Maintenance
Truxton requires some maintenance here and there. Maintenance tasks are generally exposed to the scripting side of Truxton rather than the GUI side. This allows the maintenance to be automated and customized to customer's needs.
Delete Media
When you want to delete a piece of media from Truxton, you have a few choices:
- Use the Media Management page on the Analyst Desktop
- Use TruxtonCLI
- Write your own program or script
These will delete the meta data pertaining to a piece of media from the database. It will not delete the file contents associated with the media. To do that, you must perform a depot consolidation. By selecting "Clean Data" from the Truxton Tray application, you will enqueue tasks to clean the database of orphaned records, consolidate the depot files, Delete Depots unused depot files, and optimize the database. This process may take a while so starting it on a Friday afternoon and letting it run over the weekend might be a good idea.
It is far more efficient to delete multiple media before executing a "Clean Data" because it increases the chances that depot files can be deleted rather than have their contents consolidated multiple times.
Why
The complete deletion of media is a multi-stage process because of Truxton's scalable design. Writing to a depot file is isolated to a single process. There can be hundreds of ETL processes running on many machines throughout the network. By letting each ETL process have its own depot file to write to, no coordination with other processes is needed and performance improved. But, the TANSTAAFL principal states that you have to pay for it somewhere. The simplicity of one depot per ETL comes at the cost of contents from different media existing in the same depot file.

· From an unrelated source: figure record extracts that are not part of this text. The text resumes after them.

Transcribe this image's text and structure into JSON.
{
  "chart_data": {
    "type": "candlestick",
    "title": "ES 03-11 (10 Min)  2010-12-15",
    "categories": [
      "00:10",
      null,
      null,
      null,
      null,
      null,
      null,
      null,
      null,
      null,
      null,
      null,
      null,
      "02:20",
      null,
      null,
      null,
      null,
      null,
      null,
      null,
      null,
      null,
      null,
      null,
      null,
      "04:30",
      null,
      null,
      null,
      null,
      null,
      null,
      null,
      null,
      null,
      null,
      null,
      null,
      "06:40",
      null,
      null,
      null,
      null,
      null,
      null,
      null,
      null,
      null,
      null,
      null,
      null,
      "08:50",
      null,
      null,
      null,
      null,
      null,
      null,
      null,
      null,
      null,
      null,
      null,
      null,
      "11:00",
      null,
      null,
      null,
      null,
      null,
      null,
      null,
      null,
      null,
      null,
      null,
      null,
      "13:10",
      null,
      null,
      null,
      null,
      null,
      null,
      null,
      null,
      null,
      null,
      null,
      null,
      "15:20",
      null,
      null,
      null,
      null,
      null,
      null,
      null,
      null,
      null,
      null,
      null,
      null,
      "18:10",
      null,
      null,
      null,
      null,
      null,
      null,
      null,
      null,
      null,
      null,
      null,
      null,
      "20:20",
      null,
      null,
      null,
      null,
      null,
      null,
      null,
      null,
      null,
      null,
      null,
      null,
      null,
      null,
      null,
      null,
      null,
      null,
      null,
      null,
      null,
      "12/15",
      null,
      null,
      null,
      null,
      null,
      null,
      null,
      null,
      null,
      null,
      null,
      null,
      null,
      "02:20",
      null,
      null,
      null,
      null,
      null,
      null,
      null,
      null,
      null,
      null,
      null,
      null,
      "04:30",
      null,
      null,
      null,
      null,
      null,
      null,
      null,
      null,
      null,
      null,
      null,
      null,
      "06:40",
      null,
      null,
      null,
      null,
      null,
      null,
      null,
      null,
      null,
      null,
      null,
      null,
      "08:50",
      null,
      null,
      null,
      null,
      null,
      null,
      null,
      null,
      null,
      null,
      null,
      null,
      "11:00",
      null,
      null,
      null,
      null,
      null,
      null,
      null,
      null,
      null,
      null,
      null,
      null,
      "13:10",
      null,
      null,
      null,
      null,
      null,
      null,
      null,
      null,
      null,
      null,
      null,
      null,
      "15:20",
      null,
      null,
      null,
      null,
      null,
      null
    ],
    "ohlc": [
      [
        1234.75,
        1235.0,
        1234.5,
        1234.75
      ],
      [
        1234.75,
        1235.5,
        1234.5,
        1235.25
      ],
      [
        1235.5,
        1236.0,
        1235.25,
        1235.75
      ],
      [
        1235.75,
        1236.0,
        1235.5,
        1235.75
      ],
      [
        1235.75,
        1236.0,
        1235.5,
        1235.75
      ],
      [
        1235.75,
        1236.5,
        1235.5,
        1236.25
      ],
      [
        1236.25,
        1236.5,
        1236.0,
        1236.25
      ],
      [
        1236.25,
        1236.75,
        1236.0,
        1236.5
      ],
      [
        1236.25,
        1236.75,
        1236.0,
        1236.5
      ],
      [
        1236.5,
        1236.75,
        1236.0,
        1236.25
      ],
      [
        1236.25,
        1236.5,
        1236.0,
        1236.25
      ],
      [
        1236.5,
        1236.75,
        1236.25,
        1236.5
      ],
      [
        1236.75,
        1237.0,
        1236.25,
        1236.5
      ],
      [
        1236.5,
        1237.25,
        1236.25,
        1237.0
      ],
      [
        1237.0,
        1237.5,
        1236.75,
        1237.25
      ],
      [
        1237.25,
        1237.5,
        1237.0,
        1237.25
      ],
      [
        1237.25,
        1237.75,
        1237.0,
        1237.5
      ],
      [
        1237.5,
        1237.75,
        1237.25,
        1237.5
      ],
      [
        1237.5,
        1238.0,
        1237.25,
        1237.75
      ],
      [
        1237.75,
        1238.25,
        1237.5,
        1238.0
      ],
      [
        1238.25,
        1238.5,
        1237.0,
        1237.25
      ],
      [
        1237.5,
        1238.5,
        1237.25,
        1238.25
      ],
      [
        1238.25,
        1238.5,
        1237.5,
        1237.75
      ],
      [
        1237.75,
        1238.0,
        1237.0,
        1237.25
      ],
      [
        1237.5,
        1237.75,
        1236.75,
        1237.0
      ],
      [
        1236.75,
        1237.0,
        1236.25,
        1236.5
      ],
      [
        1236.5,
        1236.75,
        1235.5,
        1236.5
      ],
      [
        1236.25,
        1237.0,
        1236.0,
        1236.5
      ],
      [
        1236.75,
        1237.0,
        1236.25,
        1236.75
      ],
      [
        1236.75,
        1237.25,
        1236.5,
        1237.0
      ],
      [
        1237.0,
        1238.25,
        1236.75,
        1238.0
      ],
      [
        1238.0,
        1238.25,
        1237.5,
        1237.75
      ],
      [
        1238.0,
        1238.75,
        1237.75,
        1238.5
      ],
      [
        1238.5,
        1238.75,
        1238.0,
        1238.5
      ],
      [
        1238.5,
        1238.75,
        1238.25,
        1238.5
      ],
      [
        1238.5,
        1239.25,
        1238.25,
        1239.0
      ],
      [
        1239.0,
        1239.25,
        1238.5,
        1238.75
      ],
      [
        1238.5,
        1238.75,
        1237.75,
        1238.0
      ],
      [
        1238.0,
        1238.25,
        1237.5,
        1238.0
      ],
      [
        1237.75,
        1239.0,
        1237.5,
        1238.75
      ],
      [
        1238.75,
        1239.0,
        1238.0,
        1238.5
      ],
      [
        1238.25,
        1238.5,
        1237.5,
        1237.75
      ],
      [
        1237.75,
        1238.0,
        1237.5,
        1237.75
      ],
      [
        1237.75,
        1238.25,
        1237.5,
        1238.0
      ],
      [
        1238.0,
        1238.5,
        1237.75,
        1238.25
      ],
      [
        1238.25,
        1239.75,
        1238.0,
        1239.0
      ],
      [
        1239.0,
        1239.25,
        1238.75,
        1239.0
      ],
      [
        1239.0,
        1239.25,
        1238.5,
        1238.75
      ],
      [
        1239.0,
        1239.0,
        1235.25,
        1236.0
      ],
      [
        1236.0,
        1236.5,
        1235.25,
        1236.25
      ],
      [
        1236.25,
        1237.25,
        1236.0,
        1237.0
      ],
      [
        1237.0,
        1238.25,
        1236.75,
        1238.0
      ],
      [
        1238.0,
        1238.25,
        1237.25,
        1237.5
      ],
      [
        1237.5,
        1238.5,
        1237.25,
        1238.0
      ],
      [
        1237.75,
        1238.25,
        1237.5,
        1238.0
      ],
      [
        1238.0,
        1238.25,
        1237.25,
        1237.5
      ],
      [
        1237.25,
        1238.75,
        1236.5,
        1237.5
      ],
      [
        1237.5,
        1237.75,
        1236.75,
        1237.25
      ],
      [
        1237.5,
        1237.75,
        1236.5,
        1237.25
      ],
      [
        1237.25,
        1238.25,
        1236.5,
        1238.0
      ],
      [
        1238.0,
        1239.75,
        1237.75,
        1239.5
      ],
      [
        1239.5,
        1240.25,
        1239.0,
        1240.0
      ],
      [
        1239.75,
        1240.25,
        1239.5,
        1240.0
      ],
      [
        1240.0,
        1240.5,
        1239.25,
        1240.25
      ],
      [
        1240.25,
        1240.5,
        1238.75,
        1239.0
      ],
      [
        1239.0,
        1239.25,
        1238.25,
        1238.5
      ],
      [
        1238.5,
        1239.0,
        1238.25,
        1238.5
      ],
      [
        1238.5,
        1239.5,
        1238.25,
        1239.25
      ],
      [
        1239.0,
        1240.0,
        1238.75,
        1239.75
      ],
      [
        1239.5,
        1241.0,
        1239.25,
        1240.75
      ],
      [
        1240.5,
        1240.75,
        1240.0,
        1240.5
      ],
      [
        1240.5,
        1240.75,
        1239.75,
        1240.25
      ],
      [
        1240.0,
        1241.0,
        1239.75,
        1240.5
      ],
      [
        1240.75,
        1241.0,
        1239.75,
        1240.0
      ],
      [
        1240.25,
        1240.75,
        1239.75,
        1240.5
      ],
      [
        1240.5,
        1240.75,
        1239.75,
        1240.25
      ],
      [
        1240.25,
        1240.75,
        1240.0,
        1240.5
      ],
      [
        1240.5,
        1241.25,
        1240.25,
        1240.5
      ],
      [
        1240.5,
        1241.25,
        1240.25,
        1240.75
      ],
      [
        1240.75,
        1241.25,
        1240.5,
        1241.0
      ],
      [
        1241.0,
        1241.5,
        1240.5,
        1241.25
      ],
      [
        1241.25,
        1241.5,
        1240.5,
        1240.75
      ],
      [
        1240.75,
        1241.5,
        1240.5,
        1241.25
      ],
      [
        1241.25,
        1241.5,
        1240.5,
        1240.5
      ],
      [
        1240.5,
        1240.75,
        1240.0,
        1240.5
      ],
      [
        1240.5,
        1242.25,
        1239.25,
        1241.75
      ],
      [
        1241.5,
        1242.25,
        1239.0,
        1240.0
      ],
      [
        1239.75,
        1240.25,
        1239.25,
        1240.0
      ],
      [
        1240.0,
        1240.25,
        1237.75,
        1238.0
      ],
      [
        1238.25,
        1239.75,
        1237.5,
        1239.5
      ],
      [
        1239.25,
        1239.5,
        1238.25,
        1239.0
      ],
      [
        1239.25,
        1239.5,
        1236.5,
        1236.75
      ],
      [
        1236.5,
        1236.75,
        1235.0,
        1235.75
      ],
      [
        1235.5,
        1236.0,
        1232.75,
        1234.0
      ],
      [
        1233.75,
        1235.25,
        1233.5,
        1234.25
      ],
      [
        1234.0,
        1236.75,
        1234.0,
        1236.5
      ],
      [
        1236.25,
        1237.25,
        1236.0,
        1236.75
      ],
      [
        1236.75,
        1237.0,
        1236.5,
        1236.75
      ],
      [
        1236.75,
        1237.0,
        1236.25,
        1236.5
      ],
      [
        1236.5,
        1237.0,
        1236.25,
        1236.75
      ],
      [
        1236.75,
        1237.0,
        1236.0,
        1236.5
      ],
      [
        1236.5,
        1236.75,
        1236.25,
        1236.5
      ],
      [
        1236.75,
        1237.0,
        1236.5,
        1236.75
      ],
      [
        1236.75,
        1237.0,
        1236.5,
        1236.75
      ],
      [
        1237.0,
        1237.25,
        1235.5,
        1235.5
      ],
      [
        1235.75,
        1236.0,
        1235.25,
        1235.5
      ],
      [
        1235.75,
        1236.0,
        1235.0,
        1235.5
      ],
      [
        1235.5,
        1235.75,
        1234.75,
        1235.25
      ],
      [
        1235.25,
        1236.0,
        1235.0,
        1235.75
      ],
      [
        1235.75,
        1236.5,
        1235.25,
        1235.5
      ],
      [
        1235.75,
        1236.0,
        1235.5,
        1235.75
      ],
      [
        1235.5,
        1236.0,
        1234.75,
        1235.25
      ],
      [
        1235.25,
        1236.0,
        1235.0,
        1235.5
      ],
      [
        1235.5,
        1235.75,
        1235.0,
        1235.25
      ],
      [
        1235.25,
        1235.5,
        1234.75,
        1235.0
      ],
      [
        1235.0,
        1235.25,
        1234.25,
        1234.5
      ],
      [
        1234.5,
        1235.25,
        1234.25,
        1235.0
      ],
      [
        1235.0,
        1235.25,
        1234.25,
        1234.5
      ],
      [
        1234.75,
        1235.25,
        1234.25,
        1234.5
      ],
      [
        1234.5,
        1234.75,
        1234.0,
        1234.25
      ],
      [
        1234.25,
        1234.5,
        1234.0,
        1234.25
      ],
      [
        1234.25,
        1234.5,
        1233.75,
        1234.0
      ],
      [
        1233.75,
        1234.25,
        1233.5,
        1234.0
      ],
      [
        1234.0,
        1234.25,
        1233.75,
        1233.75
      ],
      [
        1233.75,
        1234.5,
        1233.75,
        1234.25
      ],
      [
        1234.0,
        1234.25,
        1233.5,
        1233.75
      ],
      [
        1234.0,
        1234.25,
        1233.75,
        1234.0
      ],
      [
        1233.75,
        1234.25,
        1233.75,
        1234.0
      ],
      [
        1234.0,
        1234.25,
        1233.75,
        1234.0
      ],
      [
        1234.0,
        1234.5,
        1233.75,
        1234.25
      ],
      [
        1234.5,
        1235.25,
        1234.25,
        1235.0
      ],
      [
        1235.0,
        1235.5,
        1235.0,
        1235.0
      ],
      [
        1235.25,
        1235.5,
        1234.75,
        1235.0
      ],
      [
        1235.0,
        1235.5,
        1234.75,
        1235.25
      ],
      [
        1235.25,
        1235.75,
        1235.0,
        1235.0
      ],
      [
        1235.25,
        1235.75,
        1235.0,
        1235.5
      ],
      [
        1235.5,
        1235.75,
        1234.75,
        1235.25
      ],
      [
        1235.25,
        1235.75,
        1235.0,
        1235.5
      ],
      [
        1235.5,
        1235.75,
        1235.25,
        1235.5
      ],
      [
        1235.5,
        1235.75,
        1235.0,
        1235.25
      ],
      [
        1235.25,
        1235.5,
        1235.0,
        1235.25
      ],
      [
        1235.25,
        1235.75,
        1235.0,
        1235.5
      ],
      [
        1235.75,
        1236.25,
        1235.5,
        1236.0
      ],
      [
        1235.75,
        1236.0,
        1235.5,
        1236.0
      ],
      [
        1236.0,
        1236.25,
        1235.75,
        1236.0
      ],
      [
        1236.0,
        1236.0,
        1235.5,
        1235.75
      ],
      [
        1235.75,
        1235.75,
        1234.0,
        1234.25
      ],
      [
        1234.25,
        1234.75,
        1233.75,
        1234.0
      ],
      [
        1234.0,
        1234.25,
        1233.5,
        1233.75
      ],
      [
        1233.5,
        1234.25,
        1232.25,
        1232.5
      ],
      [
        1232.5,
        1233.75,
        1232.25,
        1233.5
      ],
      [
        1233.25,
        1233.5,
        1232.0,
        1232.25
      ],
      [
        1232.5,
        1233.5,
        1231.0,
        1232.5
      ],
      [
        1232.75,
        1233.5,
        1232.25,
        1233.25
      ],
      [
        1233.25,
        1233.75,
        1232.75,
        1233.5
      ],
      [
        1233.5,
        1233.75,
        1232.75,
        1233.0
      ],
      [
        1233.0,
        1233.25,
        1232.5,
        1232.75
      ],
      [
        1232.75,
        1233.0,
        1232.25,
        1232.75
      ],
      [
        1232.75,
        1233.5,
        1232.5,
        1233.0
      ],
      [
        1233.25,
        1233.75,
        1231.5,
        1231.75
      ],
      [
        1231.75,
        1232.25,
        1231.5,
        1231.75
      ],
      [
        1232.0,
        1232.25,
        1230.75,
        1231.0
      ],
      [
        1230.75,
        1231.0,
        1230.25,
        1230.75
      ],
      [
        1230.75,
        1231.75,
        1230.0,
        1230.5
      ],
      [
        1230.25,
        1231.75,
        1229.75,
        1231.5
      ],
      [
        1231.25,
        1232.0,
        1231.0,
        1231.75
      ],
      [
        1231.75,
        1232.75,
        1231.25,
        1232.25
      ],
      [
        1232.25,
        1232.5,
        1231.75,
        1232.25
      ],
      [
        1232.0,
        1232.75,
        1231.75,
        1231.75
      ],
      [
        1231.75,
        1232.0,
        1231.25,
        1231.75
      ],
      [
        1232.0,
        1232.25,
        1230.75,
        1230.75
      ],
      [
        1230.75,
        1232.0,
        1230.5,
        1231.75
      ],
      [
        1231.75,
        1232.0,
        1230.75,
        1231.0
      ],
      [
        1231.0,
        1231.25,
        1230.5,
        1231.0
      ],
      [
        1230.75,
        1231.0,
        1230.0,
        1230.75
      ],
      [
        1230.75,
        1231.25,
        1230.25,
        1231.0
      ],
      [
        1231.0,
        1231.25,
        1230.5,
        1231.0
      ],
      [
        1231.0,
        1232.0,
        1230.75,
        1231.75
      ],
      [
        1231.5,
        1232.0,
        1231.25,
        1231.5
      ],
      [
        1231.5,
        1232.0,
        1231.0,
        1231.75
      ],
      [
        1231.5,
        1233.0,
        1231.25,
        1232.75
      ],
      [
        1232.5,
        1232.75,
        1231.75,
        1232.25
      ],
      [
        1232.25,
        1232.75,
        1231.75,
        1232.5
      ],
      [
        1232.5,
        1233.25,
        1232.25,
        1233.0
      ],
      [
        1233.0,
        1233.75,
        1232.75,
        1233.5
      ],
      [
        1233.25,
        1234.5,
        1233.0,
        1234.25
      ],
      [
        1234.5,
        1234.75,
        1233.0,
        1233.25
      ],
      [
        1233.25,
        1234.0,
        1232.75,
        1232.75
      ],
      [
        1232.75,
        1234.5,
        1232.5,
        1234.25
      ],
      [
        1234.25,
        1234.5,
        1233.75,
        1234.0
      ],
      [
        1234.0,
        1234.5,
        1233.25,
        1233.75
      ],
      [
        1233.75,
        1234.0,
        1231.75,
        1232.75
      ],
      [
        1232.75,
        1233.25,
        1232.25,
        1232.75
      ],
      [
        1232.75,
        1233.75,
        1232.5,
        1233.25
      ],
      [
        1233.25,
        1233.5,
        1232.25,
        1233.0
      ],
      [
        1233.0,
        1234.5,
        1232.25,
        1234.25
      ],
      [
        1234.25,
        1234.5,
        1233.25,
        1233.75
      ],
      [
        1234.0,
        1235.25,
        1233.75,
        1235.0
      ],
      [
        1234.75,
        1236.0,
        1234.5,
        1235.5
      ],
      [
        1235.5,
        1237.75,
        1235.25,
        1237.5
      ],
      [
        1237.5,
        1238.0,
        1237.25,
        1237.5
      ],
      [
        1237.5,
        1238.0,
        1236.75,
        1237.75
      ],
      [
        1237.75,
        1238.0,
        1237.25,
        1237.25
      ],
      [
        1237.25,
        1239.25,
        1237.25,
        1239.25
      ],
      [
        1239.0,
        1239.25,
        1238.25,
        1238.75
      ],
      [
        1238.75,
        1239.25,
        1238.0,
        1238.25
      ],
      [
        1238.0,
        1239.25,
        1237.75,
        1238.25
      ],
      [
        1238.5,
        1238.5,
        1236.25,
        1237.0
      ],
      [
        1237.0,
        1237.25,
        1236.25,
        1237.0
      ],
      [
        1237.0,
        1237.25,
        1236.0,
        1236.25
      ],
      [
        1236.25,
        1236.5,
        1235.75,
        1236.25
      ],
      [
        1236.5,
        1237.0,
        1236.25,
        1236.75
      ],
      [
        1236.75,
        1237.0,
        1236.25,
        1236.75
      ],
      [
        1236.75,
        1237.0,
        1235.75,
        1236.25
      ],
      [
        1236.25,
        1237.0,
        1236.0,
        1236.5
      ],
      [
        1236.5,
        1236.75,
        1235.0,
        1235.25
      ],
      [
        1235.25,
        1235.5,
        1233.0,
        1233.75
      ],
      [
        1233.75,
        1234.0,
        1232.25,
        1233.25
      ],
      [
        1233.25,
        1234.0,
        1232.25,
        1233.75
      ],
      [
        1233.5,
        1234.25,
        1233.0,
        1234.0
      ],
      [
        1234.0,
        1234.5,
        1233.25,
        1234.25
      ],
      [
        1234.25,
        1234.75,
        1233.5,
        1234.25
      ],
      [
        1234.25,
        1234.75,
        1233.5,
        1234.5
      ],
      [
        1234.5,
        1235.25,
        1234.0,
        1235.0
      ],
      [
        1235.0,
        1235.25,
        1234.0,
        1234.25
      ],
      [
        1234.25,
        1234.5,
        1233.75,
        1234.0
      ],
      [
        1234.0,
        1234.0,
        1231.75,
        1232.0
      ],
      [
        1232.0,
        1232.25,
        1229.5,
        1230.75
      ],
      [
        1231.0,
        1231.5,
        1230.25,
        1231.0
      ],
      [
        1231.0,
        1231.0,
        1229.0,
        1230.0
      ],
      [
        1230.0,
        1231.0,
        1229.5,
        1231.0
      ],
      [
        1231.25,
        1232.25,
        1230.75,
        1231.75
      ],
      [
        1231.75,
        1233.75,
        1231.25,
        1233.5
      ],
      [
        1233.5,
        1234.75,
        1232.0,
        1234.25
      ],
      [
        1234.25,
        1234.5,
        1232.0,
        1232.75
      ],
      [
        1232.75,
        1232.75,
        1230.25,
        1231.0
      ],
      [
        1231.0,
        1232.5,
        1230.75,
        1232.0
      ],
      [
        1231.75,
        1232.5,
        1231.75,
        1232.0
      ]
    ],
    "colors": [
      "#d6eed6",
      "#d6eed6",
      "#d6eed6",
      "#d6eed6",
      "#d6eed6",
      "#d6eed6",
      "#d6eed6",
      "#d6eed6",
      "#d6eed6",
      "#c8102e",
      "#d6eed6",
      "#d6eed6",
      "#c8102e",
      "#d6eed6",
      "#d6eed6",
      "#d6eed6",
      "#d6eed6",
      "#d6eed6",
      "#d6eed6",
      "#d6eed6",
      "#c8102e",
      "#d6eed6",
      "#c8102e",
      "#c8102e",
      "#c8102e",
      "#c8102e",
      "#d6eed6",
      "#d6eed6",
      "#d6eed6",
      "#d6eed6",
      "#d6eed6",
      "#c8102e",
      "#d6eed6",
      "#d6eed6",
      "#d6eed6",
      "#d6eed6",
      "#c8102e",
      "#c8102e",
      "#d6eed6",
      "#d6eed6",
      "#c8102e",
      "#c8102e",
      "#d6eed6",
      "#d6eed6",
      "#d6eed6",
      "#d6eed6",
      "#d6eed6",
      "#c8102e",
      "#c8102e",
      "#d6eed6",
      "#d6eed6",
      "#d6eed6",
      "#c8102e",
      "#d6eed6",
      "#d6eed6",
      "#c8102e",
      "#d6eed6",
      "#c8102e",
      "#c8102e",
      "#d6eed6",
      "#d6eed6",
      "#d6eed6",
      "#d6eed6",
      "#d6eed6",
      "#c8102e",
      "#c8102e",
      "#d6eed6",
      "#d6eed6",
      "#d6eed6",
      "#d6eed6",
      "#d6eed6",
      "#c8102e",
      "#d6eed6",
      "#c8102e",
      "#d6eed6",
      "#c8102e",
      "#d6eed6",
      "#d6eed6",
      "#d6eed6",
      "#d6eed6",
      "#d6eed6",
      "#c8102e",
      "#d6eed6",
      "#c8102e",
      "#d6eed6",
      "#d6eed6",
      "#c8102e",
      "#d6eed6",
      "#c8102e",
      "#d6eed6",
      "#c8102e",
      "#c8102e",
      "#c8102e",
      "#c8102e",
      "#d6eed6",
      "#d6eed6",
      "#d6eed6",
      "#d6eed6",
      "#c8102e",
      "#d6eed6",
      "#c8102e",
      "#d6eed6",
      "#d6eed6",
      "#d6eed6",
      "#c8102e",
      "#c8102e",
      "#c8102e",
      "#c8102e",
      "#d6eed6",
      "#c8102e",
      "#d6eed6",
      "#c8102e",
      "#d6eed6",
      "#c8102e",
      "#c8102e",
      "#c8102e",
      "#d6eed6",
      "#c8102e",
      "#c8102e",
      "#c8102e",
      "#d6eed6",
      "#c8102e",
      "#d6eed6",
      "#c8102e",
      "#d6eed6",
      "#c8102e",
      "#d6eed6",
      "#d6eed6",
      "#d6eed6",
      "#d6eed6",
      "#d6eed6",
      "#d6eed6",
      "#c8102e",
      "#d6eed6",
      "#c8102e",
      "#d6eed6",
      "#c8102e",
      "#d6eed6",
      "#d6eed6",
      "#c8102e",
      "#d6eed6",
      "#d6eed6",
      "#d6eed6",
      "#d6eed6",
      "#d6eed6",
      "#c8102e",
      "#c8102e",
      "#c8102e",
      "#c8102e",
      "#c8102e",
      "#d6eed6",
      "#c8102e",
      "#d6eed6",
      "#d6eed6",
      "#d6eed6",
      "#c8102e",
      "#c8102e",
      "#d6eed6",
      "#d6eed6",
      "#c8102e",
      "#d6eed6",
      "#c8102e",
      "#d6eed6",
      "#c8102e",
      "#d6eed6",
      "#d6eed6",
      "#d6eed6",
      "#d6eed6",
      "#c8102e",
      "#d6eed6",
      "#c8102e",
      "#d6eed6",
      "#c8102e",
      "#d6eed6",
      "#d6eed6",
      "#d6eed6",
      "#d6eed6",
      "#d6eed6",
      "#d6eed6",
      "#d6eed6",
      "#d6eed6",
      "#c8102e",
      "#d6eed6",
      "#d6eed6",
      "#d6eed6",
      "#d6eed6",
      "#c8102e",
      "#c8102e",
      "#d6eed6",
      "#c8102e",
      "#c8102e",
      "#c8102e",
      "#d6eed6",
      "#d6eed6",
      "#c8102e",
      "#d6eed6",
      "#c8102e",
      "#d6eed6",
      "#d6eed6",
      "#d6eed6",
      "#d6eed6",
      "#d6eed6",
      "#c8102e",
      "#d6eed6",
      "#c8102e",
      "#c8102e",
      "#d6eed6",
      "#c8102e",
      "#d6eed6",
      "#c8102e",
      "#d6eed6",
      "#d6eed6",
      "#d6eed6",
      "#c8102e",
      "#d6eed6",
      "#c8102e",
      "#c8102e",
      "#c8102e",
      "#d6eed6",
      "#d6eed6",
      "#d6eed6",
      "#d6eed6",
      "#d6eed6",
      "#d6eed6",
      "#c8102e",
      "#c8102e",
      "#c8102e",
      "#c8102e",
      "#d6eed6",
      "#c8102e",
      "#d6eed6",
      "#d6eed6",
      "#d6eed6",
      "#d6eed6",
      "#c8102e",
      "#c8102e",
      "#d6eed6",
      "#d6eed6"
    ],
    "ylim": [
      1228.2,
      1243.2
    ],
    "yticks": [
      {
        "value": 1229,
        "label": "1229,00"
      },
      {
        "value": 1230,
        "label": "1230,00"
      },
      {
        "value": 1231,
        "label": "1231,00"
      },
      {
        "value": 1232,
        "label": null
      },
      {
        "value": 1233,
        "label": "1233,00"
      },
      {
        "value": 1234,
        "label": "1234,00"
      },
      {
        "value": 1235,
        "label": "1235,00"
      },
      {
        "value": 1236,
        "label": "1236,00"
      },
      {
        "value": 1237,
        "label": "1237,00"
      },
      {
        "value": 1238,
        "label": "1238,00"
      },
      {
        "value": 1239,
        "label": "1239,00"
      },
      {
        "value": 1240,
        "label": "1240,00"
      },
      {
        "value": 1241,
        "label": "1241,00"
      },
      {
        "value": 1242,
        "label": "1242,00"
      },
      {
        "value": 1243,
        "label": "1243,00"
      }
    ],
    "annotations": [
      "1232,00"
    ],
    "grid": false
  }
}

Complexity is introduced only when you want to remove contents from Truxton.
Deleting both the metadata for a piece of media and its contents results in a workflow of:
- Delete the records from the database for the given media identifier
- Remove records from the
[Content]
table that no longer have a hash that exists in the[File]
table - Remove records from the
[Depot]
table that are no longer referenced in the[Content]
and rename the depot file to include.ToBeDeleted
- Consolidate depots to remove the no longer referenced contents and rename donor depots to
.ToBeDeleted
- Delete the
.ToBeDeleted
depot files
The good news is users do not have to wait for this process to finish. Access to file contents is never impeded. The bad news is this process cannot be parallelized. It requires a single process to handle the movement of the contents between depot files. When the Maintenance ETL is busy consolidating depots, it cannot process any other messages. Its message queue will fill with work to be done. You can stop the consolidation process by shutting down the Maintenance ETL. When it restarts, it will pick up the next message in its queue.
Slowing Down
As Truxton grows, the database has more work to do. Often times, the query planner will have outdated statistics to deal with.